Richard Strauss: "Salome" and "Elektra"

Miranda Music Project video

Richard Strauss: Salome (1905) is an early and hyperromantic opera based on Hedwig Lachmann's German translation of the play by Oscar Wilde, which ventures into sexual fantasies and metaphors with the Biblical allegories. I saw it in Dallas in the early 1980s. Salome does her strip poker dance, and then demands the head of John the Baptist on a platter, and the decapitated head is shown, as in a horror film. The Herod has the guards kill Salome, as the opera ends abruptly on loud minor chords. Of course, underlying all of this is the idea that the Gospels did not really try to challenge the oppressive political system of the Romans.

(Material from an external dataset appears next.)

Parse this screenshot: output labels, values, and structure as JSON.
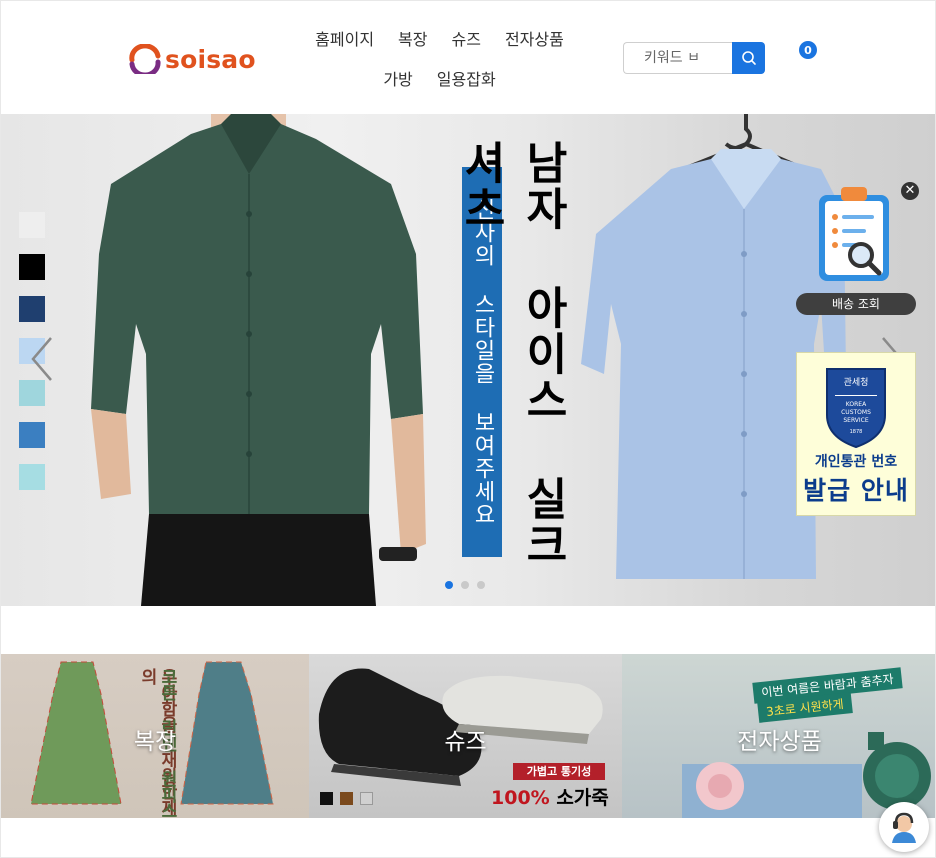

Elektra (1909) is based on the Greek tragedy by Sophocles, which had become an "adaptation" drama in German by Hugo vom Hafmansthal. A friend of mine in college that first lost semester at William and Mary loved to talk about how Electra (Elektra) was banned. Clytemnestra has murdered her husband and fears getting caught by her children, including Elektra. Indeed Elektra plots revenge but falls dead herself at the end in a dance of death. The opera ends with abrupt and sarcastically triumphant C major chords, to make light of the tragedy. They key changes at the end are abrupt but amazingly effective; I have attempted some similar harmonies at the end of my third sonada. I saw this at the Met in the mid 1970s. The opera makes many explorations into dissonance, anticipating Berg, perhaps, while remaining richly romantic.